OpenAI Pushes Content Provenance for AI-Generated Media. OpenAI’s latest safety post discusses provenance and transparency tools for AI-generated or edited content. Relevant to the deepfake trust problem and the broader challenge of distinguishing real from synthetic media.
Public Citizen: Don’t Believe the Hype on AI in Regulatory Policy. This report cautions against using AI to draft federal regulations, highlighting risks of bias and flawed legal reasoning. It advocates for strict human verification and public transparency when agencies deploy AI tools.
Copyright & IP
Judge Rejects Defense That AI-Generatable Images Don’t Deserve Copyright. A U.S. District Judge firmly rejected the argument that a photograph shouldn’t receive copyright protection simply because an AI could have produced a similar image. The ruling prevents a precedent that would have undermined the foundations of copyright law.

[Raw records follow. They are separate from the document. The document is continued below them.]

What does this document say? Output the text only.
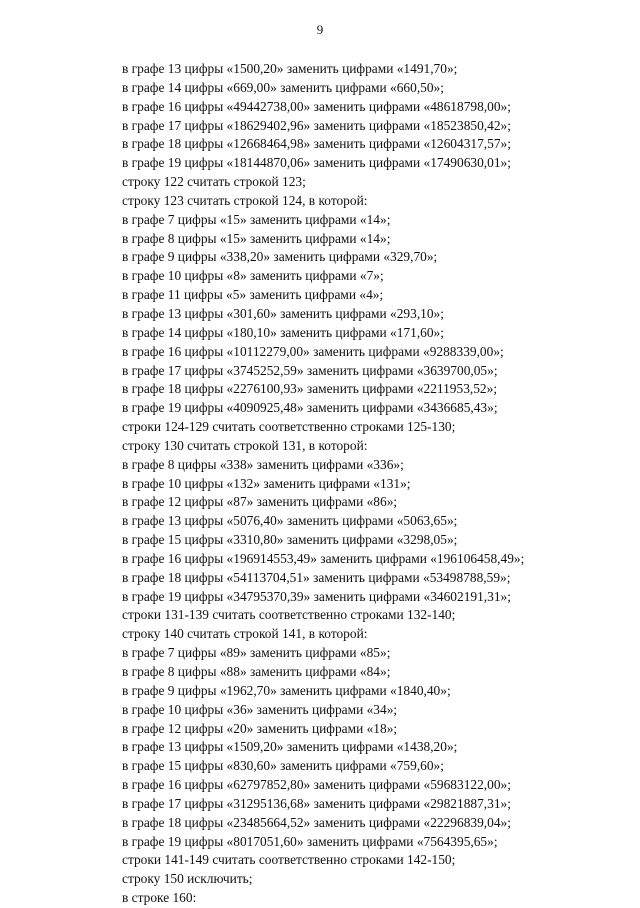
9
в графе 13 цифры «1500,20» заменить цифрами «1491,70»;
в графе 14 цифры «669,00» заменить цифрами «660,50»;
в графе 16 цифры «49442738,00» заменить цифрами «48618798,00»;
в графе 17 цифры «18629402,96» заменить цифрами «18523850,42»;
в графе 18 цифры «12668464,98» заменить цифрами «12604317,57»;
в графе 19 цифры «18144870,06» заменить цифрами «17490630,01»;
строку 122 считать строкой 123;
строку 123 считать строкой 124, в которой:
в графе 7 цифры «15» заменить цифрами «14»;
в графе 8 цифры «15» заменить цифрами «14»;
в графе 9 цифры «338,20» заменить цифрами «329,70»;
в графе 10 цифры «8» заменить цифрами «7»;
в графе 11 цифры «5» заменить цифрами «4»;
в графе 13 цифры «301,60» заменить цифрами «293,10»;
в графе 14 цифры «180,10» заменить цифрами «171,60»;
в графе 16 цифры «10112279,00» заменить цифрами «9288339,00»;
в графе 17 цифры «3745252,59» заменить цифрами «3639700,05»;
в графе 18 цифры «2276100,93» заменить цифрами «2211953,52»;
в графе 19 цифры «4090925,48» заменить цифрами «3436685,43»;
строки 124-129 считать соответственно строками 125-130;
строку 130 считать строкой 131, в которой:
в графе 8 цифры «338» заменить цифрами «336»;
в графе 10 цифры «132» заменить цифрами «131»;
в графе 12 цифры «87» заменить цифрами «86»;
в графе 13 цифры «5076,40» заменить цифрами «5063,65»;
в графе 15 цифры «3310,80» заменить цифрами «3298,05»;
в графе 16 цифры «196914553,49» заменить цифрами «196106458,49»;
в графе 18 цифры «54113704,51» заменить цифрами «53498788,59»;
в графе 19 цифры «34795370,39» заменить цифрами «34602191,31»;
строки 131-139 считать соответственно строками 132-140;
строку 140 считать строкой 141, в которой:
в графе 7 цифры «89» заменить цифрами «85»;
в графе 8 цифры «88» заменить цифрами «84»;
в графе 9 цифры «1962,70» заменить цифрами «1840,40»;
в графе 10 цифры «36» заменить цифрами «34»;
в графе 12 цифры «20» заменить цифрами «18»;
в графе 13 цифры «1509,20» заменить цифрами «1438,20»;
в графе 15 цифры «830,60» заменить цифрами «759,60»;
в графе 16 цифры «62797852,80» заменить цифрами «59683122,00»;
в графе 17 цифры «31295136,68» заменить цифрами «29821887,31»;
в графе 18 цифры «23485664,52» заменить цифрами «22296839,04»;
в графе 19 цифры «8017051,60» заменить цифрами «7564395,65»;
строки 141-149 считать соответственно строками 142-150;
строку 150 исключить;
в строке 160:
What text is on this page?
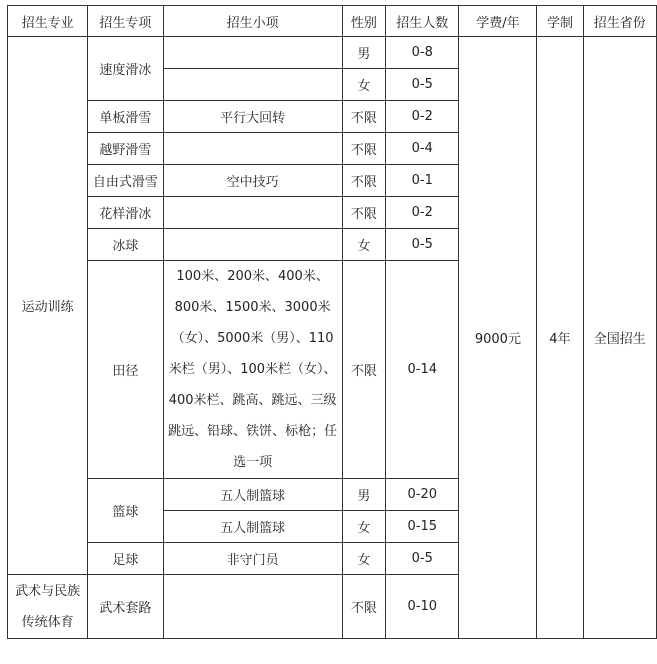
招生专业	招生专项	招生小项	性别	招生人数	学费/年	学制	招生省份
运动训练	速度滑冰		男	0-8	9000元	4年	全国招生
			女	0-5			
	单板滑雪	平行大回转	不限	0-2			
	越野滑雪		不限	0-4			
	自由式滑雪	空中技巧	不限	0-1			
	花样滑冰		不限	0-2			
	冰球		女	0-5			
	田径	100米、200米、400米、800米、1500米、3000米（女）、5000米（男）、110米栏（男）、100米栏（女）、400米栏、跳高、跳远、三级跳远、铅球、铁饼、标枪；任选一项	不限	0-14			
	篮球	五人制篮球	男	0-20			
		五人制篮球	女	0-15			
	足球	非守门员	女	0-5			
武术与民族传统体育	武术套路		不限	0-10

U.S. Copyright Suits Against AI Companies Hit 112. An updated tracker maps the rapidly expanding docket of copyright litigation against AI companies. Useful as a meta-resource for anyone following the legal landscape around training data.
Major Publishers Sue Meta Over Llama AI Training. Five major publishing houses filed a class-action lawsuit alleging Meta used pirated books to train its Llama models and deliberately removed copyright management information. The case could set important precedents for how book publishers engage with AI developers.
Research
Why LLMs in Healthcare Challenge Traditional FDA Frameworks. Published in Nature’s npj Digital Medicine, this paper examines why large language models in medical settings don’t fit neatly into existing device-regulation categories. A strong health-policy resource focused on governance gaps rather than model performance.
Who Uses AI? How Platform Choice Skews Labor Market Impact Estimates. This arXiv paper finds that measured labor impacts of AI vary sharply depending on which platform’s data you use. An important methodological caution for anyone citing AI employment studies.